Stretch Your Limits: Stretching For Beginners

It’s Time To Stretch Your Limits.

No, really! If you aren’t stretching daily, you are doing your mind and body a disservice! For so many of us who regularly exercise, experience stress and otherwise tax our bodies, we live in a constant state of contraction. Even for people who live a more sedentary lifestyle, or are seated at a desk all day, stretching is so important! Stretching is TLC for our muscles, no matter how we are using them.

I have been on my own journey with stretching, going from it being the first thing I discarded because I was too busy, too inflexible, and too wired to actually give my body the rest it needed, to looking forward to my daily 15 minutes of recovery.

The Many Benefits of Stretching

Stretching has so many benefits, like decreasing your risk of injury, increasing blood flow to your muscles, performance improvement, and of course improving flexibility. Even with all of these benefits, far too many people eliminate it from their workout routine, thinking it is only going to help serious athletes, won’t impact their own physicality or that they don’t have time for it.

While daily stretching is recommended, that does not mean every muscle has to be stretched every day. You can rotate them as you would with weights, focusing on certain body parts during each session. When I started my stretching commitment, it felt overwhelming because I was so inflexible from years of avoiding this very practice. I told myself I could do anything for 15 minutes a day! 

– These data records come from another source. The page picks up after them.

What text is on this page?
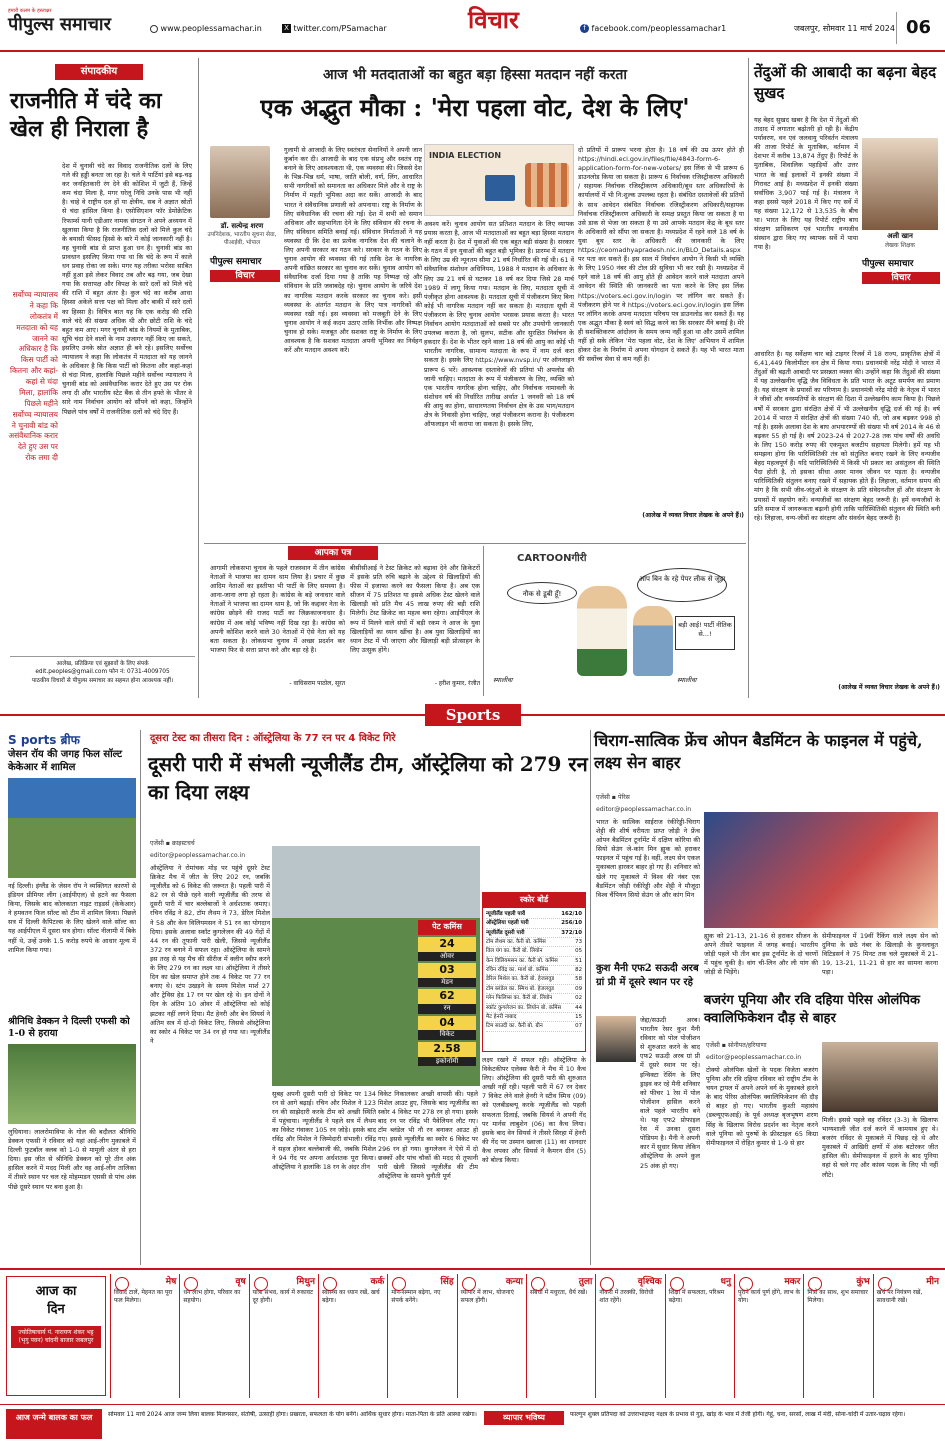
हमारी कलम के हस्ताक्षर
पीपुल्स समाचार	www.peoplessamachar.in	X twitter.com/PSamachar	विचार	f facebook.com/peoplessamachar1	जबलपुर, सोमवार 11 मार्च 2024 06
संपादकीय
राजनीति में चंदे का खेल ही निराला है
देश में चुनावी चंदे का विवाद राजनीतिक दलों के लिए गले की हड्डी बनता जा रहा है। चले ये पार्टियां इसे बढ़-चढ़ कर जनहितकारी रंग देने की कोशिश में जुटी हैं, जिन्हें कम चंदा मिला है, मगर घरेलू निधि उनके पास भी नहीं है। चाहे वे राष्ट्रीय दल हों या क्षेत्रीय, सब ने अज्ञात स्रोतों से चंदा हासिल किया है। एसोसिएशन फॉर डेमोक्रेटिक रिफार्म्स यानी एडीआर नामक संगठन ने अपने अध्ययन में खुलासा किया है कि राजनीतिक दलों को मिले कुल चंदे के बयासी फीसद हिस्से के बारे में कोई जानकारी नहीं है। वह चुनावी बांड से प्राप्त हुआ धन है। चुनावी बांड का प्रावधान इसलिए किया गया था कि चंदे के रूप में काले धन प्रवाह रोका जा सके। मगर यह तरीका भरोसा साबित नहीं हुआ इसे लेकर विवाद तब और बढ़ गया, जब देखा गया कि सत्तापक्ष और विपक्ष के सारे दलों को मिले चंदे की राशि में बहुत अंतर है। कुल चंदे का करीब आधा हिस्सा अकेले सत्ता पक्ष को मिला और बाकी में सारे दलों का हिस्सा है। विचित्र बात यह कि एक करोड़ की राशि वाले चंदे की संख्या अधिक थी और छोटी राशि के चंदे बहुत कम आए। मगर चुनावी बांड के नियमों के मुताबिक, सूचि चंदा देने वालों के नाम उजागर नहीं किए जा सकते, इसलिए उनके स्रोत अज्ञात ही बने रहे। इसलिए सर्वोच्च न्यायालय ने कहा कि लोकतंत्र में मतदाता को यह जानने के अधिकार है कि किस पार्टी को कितना और कहां-कहां से चंदा मिला, हालांकि पिछले महीने सर्वोच्च न्यायालय ने चुनावी बांड को असंवैधानिक करार देते हुए उस पर रोक लगा दी और भारतीय स्टेट बैंक से तीन हफ्ते के भीतर वे सारे नाम निर्वाचन आयोग को सौंपने को कहा, जिन्होंने पिछले पांच वर्षों में राजनीतिक दलों को चंदे दिए हैं।
सर्वोच्च न्यायालय ने कहा कि लोकतंत्र में मतदाता को यह जानने का अधिकार है कि किस पार्टी को कितना और कहां-कहां से चंदा मिला, हालांकि पिछले महीने सर्वोच्च न्यायालय ने चुनावी बांड को असंवैधानिक करार देते हुए उस पर रोक लगा दी
आलेख, प्रतिक्रिया एवं सुझावों के लिए संपर्क
edit.peoples@gmail.com फोन नं: 0731-4009705
पाठकीय विचारों से पीपुल्स समाचार का सहमत होना आवश्यक नहीं।
आज भी मतदाताओं का बहुत बड़ा हिस्सा मतदान नहीं करता
एक अद्भुत मौका : 'मेरा पहला वोट, देश के लिए'
डॉ. सत्येन्द्र शरण
उपनिदेशक, भारतीय सूचना सेवा, पीआईबी, भोपाल
पीपुल्स समाचार
विचार
गुलामी से आजादी के लिए स्वतंत्रता सेनानियों ने अपनी जान कुर्बान कर दी। आजादी के बाद एक संप्रभु और स्वतंत्र राष्ट्र बनाने के लिए आवश्यकता थी, एक व्यवस्था की। जिससे देश के भिन्न-भिन्न धर्म, भाषा, जाति बोली, वर्ण, लिंग, आधारित सभी नागरिकों को समानता का अधिकार मिले और वे राष्ट्र के निर्माण में महती भूमिका अदा कर सकें। आजादी के बाद भारत ने संवैधानिक प्रणाली को अपनाया। राष्ट्र के निर्माण के लिए संवैधानिक की रचना की गई। देश में सभी को समान अधिकार और सहभागिता देने के लिए संविधान की रचना के लिए संविधान समिति बनाई गई। संविधान निर्माताओं ने यह व्यवस्था दी कि देश का प्रत्येक नागरिक देश की चलाने के लिए अपनी सरकार का गठन करे। सरकार के गठन के लिए चुनाव आयोग की व्यवस्था की गई ताकि देश के नागरिक अपनी वांछित सरकार का चुनाव कर सकें। चुनाव आयोग को संवैधानिक दर्जा दिया गया है ताकि यह निष्पक्ष रहे और संविधान के प्रति जवाबदेह रहे। चुनाव आयोग के जरिये देश का नागरिक मतदान करके सरकार का चुनाव करे। इसी व्यवस्था के अंतर्गत मतदान के लिए पात्र नागरिकों की व्यवस्था रखी गई। इस व्यवस्था को मजबूती देने के लिए चुनाव आयोग ने कई कदम उठाए ताकि निर्भीक और निष्पक्ष चुनाव हो सके। मजबूत और सशक्त राष्ट्र के निर्माण के लिए आवश्यक है कि सशक्त मतदाता अपनी भूमिका का निर्वहन करें और मतदान अवश्य करें।
INDIA ELECTION
अवश्य करें। चुनाव आयोग सत प्रतिशत मतदान के लिए व्यापक प्रयास करता है, आज भी मतदाताओं का बहुत बड़ा हिस्सा मतदान नहीं करता है। देश में युवाओं की एक बहुत बड़ी संख्या है। सरकार के गठन में इन युवाओं की बहुत बड़ी भूमिका है। प्रारम्भ में मतदान के लिए उम्र की न्यूनतम सीमा 21 वर्ष निर्धारित की गई थी। 61 वें संवैधानिक संशोधन अधिनियम, 1988 ने मतदान के अधिकार के लिए उम्र 21 वर्ष से घटाकर 18 वर्ष कर दिया जिसे 28 मार्च 1989 में लागू किया गया। मतदान के लिए, मतदाता सूची में पंजीकृत होना आवश्यक है। मतदाता सूची में पंजीकरण किए बिना कोई भी नागरिक मतदान नहीं कर सकता है। मतदाता सूची में पंजीकरण के लिए चुनाव आयोग भरसक प्रयास करता है। भारत निर्वाचन आयोग मतदाताओं को सबसे पर और उपयोगी जानकारी उपलब्ध कराता है, जो सुलभ, सटीक और सुरक्षित निर्वाचन के हकदार हैं। देश के भीतर रहने वाला 18 वर्ष की आयु का कोई भी भारतीय नागरिक, सामान्य मतदाता के रूप में नाम दर्ज करा सकता है। इसके लिए https://www.nvsp.in/ पर ऑनलाइन प्रारूप 6 भरें। आवश्यक दस्तावेजों की प्रतियां भी अपलोड की जानी चाहिए। मतदाता के रूप में पंजीकरण के लिए, व्यक्ति को एक भारतीय नागरिक होना चाहिए, और निर्वाचक नामावली के संशोधन वर्ष की निर्धारित तारीख अर्थात 1 जनवरी को 18 वर्ष की आयु का होना, साधारणतया निर्वाचन क्षेत्र के उस भाग/मतदान क्षेत्र के निवासी होना चाहिए, जहां पंजीकरण कराना है। पंजीकरण ऑफलाइन भी कराया जा सकता है। इसके लिए,
दो प्रतियों में प्रारूप भरना होता है। 18 वर्ष की उम्र ऊपर होते ही https://hindi.eci.gov.in/files/file/4843-form-6-application-form-for-new-voters/ इस लिंक से भी प्रारूप 6 डाउनलोड किया जा सकता है। प्रारूप 6 निर्वाचक रजिस्ट्रीकरण अधिकारी / सहायक निर्वाचक रजिस्ट्रीकरण अधिकारी/बूथ स्तर अधिकारियों के कार्यालयों में भी नि:शुल्क उपलब्ध रहता है। संबंधित दस्तावेजों की प्रतियों के साथ आवेदन संबंधित निर्वाचक रजिस्ट्रीकरण अधिकारी/सहायक निर्वाचक रजिस्ट्रीकरण अधिकारी के समक्ष प्रस्तुत किया जा सकता है या उसे डाक से भेजा जा सकता है या उसे आपके मतदान केंद्र के बूथ स्तर के अधिकारी को सौंपा जा सकता है। मध्यप्रदेश में रहने वाले 18 वर्ष के युवा बूथ स्तर के अधिकारी की जानकारी के लिए https://ceomadhyapradesh.nic.in/BLO_Details.aspx पर पता कर सकते हैं। इस साल में निर्वाचन आयोग ने किसी भी व्यक्ति के लिए 1950 नंबर की टोल फ्री सुविधा भी कर रखी है। मध्यप्रदेश में रहने वाले 18 वर्ष की आयु होते ही आवेदन करने वाले मतदाता अपने आवेदन की स्थिति की जानकारी का पता करने के लिए इस लिंक https://voters.eci.gov.in/login पर लॉगिन कर सकते हैं। पंजीकरण होने पर वे https://voters.eci.gov.in/login इस लिंक पर लॉगिन करके अपना मतदाता परिचय पत्र डाउनलोड कर सकते हैं। यह एक अद्भुत मौका है स्वयं को सिद्ध करने का कि सरकार मैंने बनाई है। मेरे ही सशक्तिकरण आंदोलन के समय जन्म नहीं हुआ था और उसमें शामिल नहीं हो सके लेकिन 'मेरा पहला वोट, देश के लिए' अभियान में शामिल होकर देश के निर्माण में अपना योगदान दे सकते हैं। यह भी भारत माता की सर्वोच्च सेवा से कम नहीं है।
(आलेख में व्यक्त विचार लेखक के अपने हैं।)
आपका पत्र
आगामी लोकसभा चुनाव के पहले राजस्थान में तीन कांग्रेस नेताओं ने भाजपा का दामन थाम लिया है। प्रचार में कुछ आदिम नेताओं का इस्तीफा भी पार्टी के लिए समस्या है। आना-जाना लगा हो रहता है। कांग्रेस के बड़े जनाधार वाले नेताओं ने भाजपा का दामन थाम है, जो कि कद्दावर नेता के कांग्रेस छोड़ने की राजद पार्टी का जिक्रकाजनाधार है। कांग्रेस में अब कोई भविष्य नहीं दिख रहा है। कांग्रेस को अपनी कोशिश करने वाले 30 नेताओं में ऐसे नेता को यह बता सकता है। लोकसभा चुनाव में अच्छा प्रदर्शन कर भाजपा फिर से सत्ता प्राप्त करे और बड़ा रहे है।
- वाधिसराम पाठोल, सूरत
बीसीसीआई ने टेस्ट क्रिकेट को बढ़ावा देने और क्रिकेटरों में इसके प्रति रुचि बढ़ाने के उद्देश्य से खिलाड़ियों की फीस में इजाफा करने का फैसला किया है। अब एक सीजन में 75 प्रतिशत या इससे अधिक टेस्ट खेलने वाले खिलाड़ी को प्रति मैच 45 लाख रुपए की बड़ी राशि मिलेगी। टेस्ट क्रिकेट का महत्व बना रहेगा। आईपीएल के रूप में मिलने वाले संघों में बड़ी रकम ने आज के युवा खिलाड़ियों का ध्यान खींचा है। अब युवा खिलाड़ियों का ध्यान टेस्ट में भी जाएगा और खिलाड़ी बड़ी प्रोत्साहन के लिए उत्सुक होंगे।
- हरीश कुमार, रंजीत
CARTOONगीरी
नौक से डूबी हूँ!
आप बिन के रहे पेपर लीक से जूझ
बड़ी आई! पार्टी नीतिक से...!
स्मालीवा	स्मालीवा
तेंदुओं की आबादी का बढ़ना बेहद सुखद
यह बेहद सुखद खबर है कि देश में तेंदुओं की तादाद में लगातार बढ़ोतरी हो रही है। केंद्रीय पर्यावरण, वन एवं जलवायु परिवर्तन मंत्रालय की ताजा रिपोर्ट के मुताबिक, वर्तमान में देशभर में करीब 13,874 तेंदुए हैं। रिपोर्ट के मुताबिक, शिवालिक पहाड़ियों और उत्तर भारत के कई इलाकों में इनकी संख्या में गिरावट आई है। मध्यप्रदेश में इनकी संख्या सर्वाधिक 3,907 पाई गई है। मंत्रालय ने कहा इससे पहले 2018 में किए गए सर्वे में यह संख्या 12,172 से 13,535 के बीच था। भारत के लिए यह रिपोर्ट राष्ट्रीय बाघ संरक्षण प्राधिकरण एवं भारतीय वन्यजीव संस्थान द्वारा किए गए व्यापक सर्वे में पाया गया है।
अली खान
लेखक शिक्षक
पीपुल्स समाचार
विचार
आधारित है। यह सर्वेक्षण चार बड़े टाइगर रिजर्व में 18 राज्य, प्राकृतिक क्षेत्रों में 6,41,449 किलोमीटर वन क्षेत्र में किया गया। प्रधानमंत्री नरेंद्र मोदी ने भारत में तेंदुओं की बढ़ती आबादी पर प्रसन्नता व्यक्त की। उन्होंने कहा कि तेंदुओं की संख्या में यह उल्लेखनीय वृद्धि जैव विविधता के प्रति भारत के अटूट समर्पण का प्रमाण है। यह संरक्षण के प्रयासों का परिणाम है। प्रधानमंत्री नरेंद्र मोदी के नेतृत्व में भारत ने जीवों और वनस्पतियों के संरक्षण की दिशा में उल्लेखनीय काम किया है। पिछले वर्षों में सरकार द्वारा संरक्षित क्षेत्रों में भी उल्लेखनीय वृद्धि दर्ज की गई है। वर्ष 2014 में भारत में संरक्षित क्षेत्रों की संख्या 740 थी, जो अब बढ़कर 998 हो गई है। इसके अलावा देश के बाघ अभयारण्यों की संख्या भी वर्ष 2014 के 46 से बढ़कर 55 हो गई है। वर्ष 2023-24 से 2027-28 तक पांच वर्षों की अवधि के लिए 150 करोड़ रुपए की एकमुश्त बजटीय सहायता मिलेगी। हमें यह भी समझना होगा कि पारिस्थितिकी तंत्र को संतुलित बनाए रखने के लिए वन्यजीव बेहद महत्वपूर्ण हैं। यदि पारिस्थितिकी में किसी भी प्रकार का असंतुलन की स्थिति पैदा होती है, तो इसका सीधा असर मानव जीवन पर पड़ता है। वन्यजीव पारिस्थितिकी संतुलन बनाए रखने में सहायक होते हैं। लिहाजा, वर्तमान समय की मांग है कि सभी जीव-जंतुओं के संरक्षण के प्रति संवेदनशील हों और संरक्षण के प्रयासों में सहयोग करें। वन्यजीवों का संरक्षण बेहद जरूरी है। हमें वन्यजीवों के प्रति समाज में जागरूकता बढ़ानी होगी ताकि पारिस्थितिकी संतुलन की स्थिति बनी रहे। लिहाजा, वन्य-जीवों का संरक्षण और संवर्धन बेहद जरूरी है।
(आलेख में व्यक्त विचार लेखक के अपने हैं।)
Sports
S ports ब्रीफ
जेसन रॉय की जगह फिल सॉल्ट केकेआर में शामिल
नई दिल्ली। इंग्लैंड के जेसन रॉय ने व्यक्तिगत कारणों से इंडियन प्रीमियर लीग (आईपीएल) से हटने का फैसला किया, जिसके बाद कोलकाता नाइट राइडर्स (केकेआर) ने हमवतन फिल सॉल्ट को टीम में शामिल किया। पिछले सत्र में दिल्ली कैपिटल्स के लिए खेलने वाले सॉल्ट का यह आईपीएल में दूसरा सत्र होगा। सॉल्ट नीलामी में बिके नहीं थे, उन्हें उनके 1.5 करोड़ रुपये के आधार मूल्य में शामिल किया गया।
श्रीनिधि डेक्कन ने दिल्ली एफसी को 1-0 से हराया
लुधियाना। लालरोमाविया के गोल की बदौलत श्रीनिधि डेक्कन एफसी ने रविवार को यहां आई-लीग मुकाबले में दिल्ली फुटबॉल क्लब को 1-0 से मामूली अंतर से हरा दिया। इस जीत से श्रीनिधि डेक्कन को पूरे तीन अंक हासिल करने में मदद मिली और वह आई-लीग तालिका में तीसरे स्थान पर चल रहे मोहम्मडन एससी से पांच अंक पीछे दूसरे स्थान पर बना हुआ है।
दूसरा टेस्ट का तीसरा दिन : ऑस्ट्रेलिया के 77 रन पर 4 विकेट गिरे
दूसरी पारी में संभली न्यूजीलैंड टीम, ऑस्ट्रेलिया को 279 रन का दिया लक्ष्य
एजेंसी ▪ क्राइस्टचर्च
editor@peoplessamachar.co.in
ऑस्ट्रेलिया ने रोमांचक मोड़ पर पहुंचे दूसरे टेस्ट क्रिकेट मैच में जीत के लिए 202 रन, जबकि न्यूजीलैंड को 6 विकेट की जरूरत है। पहली पारी में 82 रन से पीछे रहने वाली न्यूजीलैंड की तरफ से दूसरी पारी में चार बल्लेबाजों ने अर्धशतक जमाए। रचिन रविंद्र ने 82, टॉम लैथम ने 73, डेरिल मिशेल ने 58 और केन विलियमसन ने 51 रन का योगदान दिया। इसके अलावा स्कॉट कुगलेजन की 49 गेंदों में 44 रन की तूफानी पारी खेली, जिससे न्यूजीलैंड 372 रन बनाने में सफल रहा। ऑस्ट्रेलिया के सामने इस तरह से यह मैच की सीरीज में क्लीन स्वीप करने के लिए 279 रन का लक्ष्य था। ऑस्ट्रेलिया ने तीसरे दिन का खेल समाप्त होने तक 4 विकेट पर 77 रन बनाए थे। स्टंप उखड़ने के समय मिशेल मार्श 27 और ट्रेविस हेड 17 रन पर खेल रहे थे। इन दोनों ने दिन के अंतिम 10 ओवर में ऑस्ट्रेलिया को कोई झटका नहीं लगने दिया। मैट हेनरी और बेन सियर्स ने अंतिम सत्र में दो-दो विकेट लिए, जिससे ऑस्ट्रेलिया का स्कोर 4 विकेट पर 34 रन हो गया था। न्यूजीलैंड ने
पेट कमिंस
24
ओवर
03
मेडन
62
रन
04
विकेट
2.58
इकोनॉमी
सुबह अपनी दूसरी पारी दो विकेट पर 134 रन से आगे बढ़ाई। रचिन और मिशेल ने 123 रन की साझेदारी करके टीम को अच्छी स्थिति में पहुंचाया। न्यूजीलैंड ने पहले सत्र में लैथम का विकेट गंवाकर 105 रन जोड़े। इसके बाद रविंद्र और मिशेल ने जिम्मेदारी संभाली। रविंद्र ने सहज होकर बल्लेबाजी की, जबकि मिशेल ने 94 गेंद पर अपना अर्धशतक पूरा किया। ऑस्ट्रेलिया ने हालांकि 18 रन के अंदर तीन
विकेट निकालकर अच्छी वापसी की। पहले मिशेल आउट हुए, जिसके बाद न्यूजीलैंड का स्कोर 4 विकेट पर 278 रन हो गया। इसके बाद रन पर रविंद्र भी पैवेलियन लौट गए। टॉम ब्लंडेल भी नौ रन बनाकर आउट हो गए। इससे न्यूजीलैंड का स्कोर 6 विकेट पर 296 रन हो गया। कुगलेजन ने ऐसे में दो छक्कों और पांच चौकों की मदद से तूफानी पारी खेली जिससे न्यूजीलैंड की टीम ऑस्ट्रेलिया के सामने चुनौती पूर्ण
स्कोर बोर्ड
न्यूजीलैंड पहली पारी	162/10
ऑस्ट्रेलिया पहली पारी	256/10
न्यूजीलैंड दूसरी पारी	372/10
टॉम लैथम का. कैरी बो. कमिंस	73
विल यंग का. कैरी बो. लियोन	05
केन विलियमसन का. कैरी बो. कमिंस	51
रचिन रविंद्र का. मार्श बो. कमिंस	82
डेरिल मिशेल का. कैरी बो. हेजलवुड	58
टॉम ब्लंडेल का. स्मिथ बो. हेजलवुड	09
ग्लेन फिलिप्स का. कैरी बो. लियोन	02
स्कॉट कुगलेजन का. लियोन बो. कमिंस	44
मैट हेनरी नाबाद	15
टिम साउदी का. कैरी बो. ग्रीन	07
लक्ष्य रखने में सफल रही। ऑस्ट्रेलिया के विकेटकीपर एलेक्स कैरी ने मैच में 10 कैच लिए। ऑस्ट्रेलिया की दूसरी पारी की शुरुआत अच्छी नहीं रही। पहली पारी में 67 रन देकर 7 विकेट लेने वाले हेनरी ने स्टीव स्मिथ (09) को एलबीडब्ल्यू करके न्यूजीलैंड को पहली सफलता दिलाई, जबकि सियर्स ने अपनी गेंद पर मार्नस लाबुशेन (06) का कैच लिया। इसके बाद वेन सियर्स ने तीसरे सिरहा में हेनरी की गेंद पर उस्मान ख्वाजा (11) का शानदार कैच लपका और सियर्स ने कैमरन ग्रीन (5) को बोल्ड किया।
चिराग-सात्विक फ्रेंच ओपन बैडमिंटन के फाइनल में पहुंचे, लक्ष्य सेन बाहर
एजेंसी ▪ पेरिस
editor@peoplessamachar.co.in
भारत के सात्विक साईराज रंकीरेड्डी-चिराग शेट्टी की शीर्ष वरीयता प्राप्त जोड़ी ने फ्रेंच ओपन बैडमिंटन टूर्नामेंट में दक्षिण कोरिया की सियो सेउंग जे-कांग मिन ह्युक को हराकर फाइनल में पहुंच गई है। वहीं, लक्ष्य सेन एकल मुकाबला हारकर बाहर हो गए हैं। शनिवार को खेले गए मुकाबले में विश्व की नंबर एक बैडमिंटन जोड़ी रंकीरेड्डी और शेट्टी ने मौजूदा विश्व चैंपियन सियो सेउंग जे और कांग मिन
ह्युक को 21-13, 21-16 से हराकर सीजन के अपने तीसरे फाइनल में जगह बनाई। भारतीय जोड़ी पहले भी तीन बार इस टूर्नामेंट के दो चरणों में पहुंच चुकी है। वांग ची-लिन और ली यांग की जोड़ी से भिड़ेंगे।
सेमीफाइनल में 19वीं रैंकिंग वाले लक्ष्य सेन को दुनिया के छठे नंबर के खिलाड़ी के कुनलावुत विटिडसर्न ने 75 मिनट तक चले मुकाबले में 21-19, 13-21, 11-21 से हार का सामना करना पड़ा।
कुश मैनी एफ2 सऊदी अरब ग्रां प्री में दूसरे स्थान पर रहे
जेद्दा/सऊदी अरब। भारतीय रेसर कुश मैनी रविवार को पोल पोजीशन से शुरुआत करने के बाद एफ2 सऊदी अरब ग्रां प्री में दूसरे स्थान पर रहे। इन्विक्टा रेसिंग के लिए ड्राइव कर रहे मैनी शनिवार को फीचर 1 रेस में पोल पोजीशन हासिल करने वाले पहले भारतीय बने थे। यह एफ2 प्रोफाइल रेस में उनका दूसरा पोडियम है। मैनी ने अपनी कार में सुधार किया लेकिन ऑस्ट्रेलिया के अपने कुल 25 अंक हो गए।
बजरंग पूनिया और रवि दहिया पेरिस ओलंपिक क्वालिफिकेशन दौड़ से बाहर
एजेंसी ▪ सोनीपत/हरियाणा
editor@peoplessamachar.co.in
टोक्यो ओलंपिक खेलों के पदक विजेता बजरंग पूनिया और रवि दहिया रविवार को राष्ट्रीय टीम के चयन ट्रायल में अपने अपने वर्ग के मुकाबले हारने के बाद पेरिस ओलंपिक क्वालिफिकेशन की दौड़ से बाहर हो गए। भारतीय कुश्ती महासंघ (डब्ल्यूएफआई) के पूर्व अध्यक्ष बृजभूषण शरण सिंह के खिलाफ विरोध प्रदर्शन का नेतृत्व करने वाले पूनिया को पुरुषों के फ्रीस्टाइल 65 किग्रा सेमीफाइनल में रोहित कुमार से 1-9 से हार
मिली। इससे पहले वह रविंदर (3-3) के खिलाफ भाग्यशाली जीत दर्ज करने में कामयाब हुए थे। बजरंग रविंदर से मुकाबले में पिछड़ रहे थे और मुकाबले में आखिरी क्षणों में अंक बटोरकर जीत हासिल की। सेमीफाइनल में हारने के बाद पूनिया वहां से चले गए और कांस्य पदक के लिए भी नहीं लौटे।
आज का
दिन
ज्योतिषाचार्य पं. नारायण शंकर भट्ट (भृगु पवन) चांदनी बाजार जबलपुर
मेष
विवाद टालें, मेहनत का पूरा फल मिलेगा।
वृष
धन लाभ होगा, परिवार का सहयोग।
मिथुन
यात्रा संभव, कार्य में रुकावट दूर होगी।
कर्क
स्वास्थ्य का ध्यान रखें, खर्च बढ़ेगा।
सिंह
मान-सम्मान बढ़ेगा, नए संपर्क बनेंगे।
कन्या
व्यापार में लाभ, योजनाएं सफल होंगी।
तुला
संबंधों में मधुरता, धैर्य रखें।
वृश्चिक
नौकरी में तरक्की, विरोधी शांत रहेंगे।
धनु
शिक्षा में सफलता, परिश्रम बढ़ेगा।
मकर
पुराने कार्य पूर्ण होंगे, लाभ के योग।
कुंभ
मित्रों का साथ, शुभ समाचार मिलेगा।
मीन
खर्च पर नियंत्रण रखें, सावधानी रखें।
आज जन्मे बालक का फल	सोमवार 11 मार्च 2024 आज जन्म लिया बालक मिलनसार, संतोषी, उत्साही होगा। प्रखरता, सफलता के योग बनेंगे। आर्थिक सुधार होगा। माता-पिता के प्रति आस्था रखेगा।	व्यापार भविष्य	फाल्गुन शुक्ल प्रतिपदा को उत्तराभाद्रपद नक्षत्र के प्रभाव से गुड़, खांड़ के भाव में तेजी होगी। गेहूं, चना, सरसों, लाख में मंदी, सोना-चांदी में उतार-चढ़ाव रहेगा।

Within a few days I already felt more pliable, and while I still would not consider myself flexible I could definitely tell a difference, both while I was stretching but also in my muscles at the times of day when I would have normally felt tight or sore, and I didn’t! Now, over a year into my daily stretching routine, I can stretch further and longer than ever before!

Here Are Some Tips To Get Started With A Daily Stretching Routine For Beginners:

  1. Commit to a set timeframe to stretch each day. I chose 15 minutes, but you could start with 5 and progress up or even start with 20 or more! Only you can choose what will work best for your schedule and body.

  2. Pick what time you will stretch. I like to stretch after my workout. My body is warm so my muscles are more pliable, and it is a recovery ritual I now look forward to during each workout.

  3. Decide what stretches you will do during each session. I started with different stretching routines I found on Pinterest, and now I use a video app that has 7 different stretching routines that I rotate daily. You can do different full body routines, or you can focus on 2-3 body parts a day and rotate.

  4. Take photos/videos when you first begin, then each month. You will feel how your muscles react differently once you start stretching consistently, but taking video or photos will help you to see it with your own eyes.

  5. Once you are actively stretching, try to hold each stretch for a minimum of 30 seconds, ideally a minute or more. Instead of bouncing, move to the point where you can feel the stretch and hold, then take a breath and try to go a little deeper on the exhale.

  6. Listen to your body. Notice if one side is tighter than another, if an area feels extra tight or tender, and when you feel more flexible. Tune into your body and learn from it.

  7.  As you are consistent with your stretching routine, reward yourself! After my first 30 days I bought myself a stretching mat. After that I bought a stretching rope. These are creature comforts that help me make the most of my stretching time.

Remember, stretching is all about learning to feel comfortable being uncomfortable – both in your body and in your mind. 

Be present with it, breathe through it, and stretch your limits!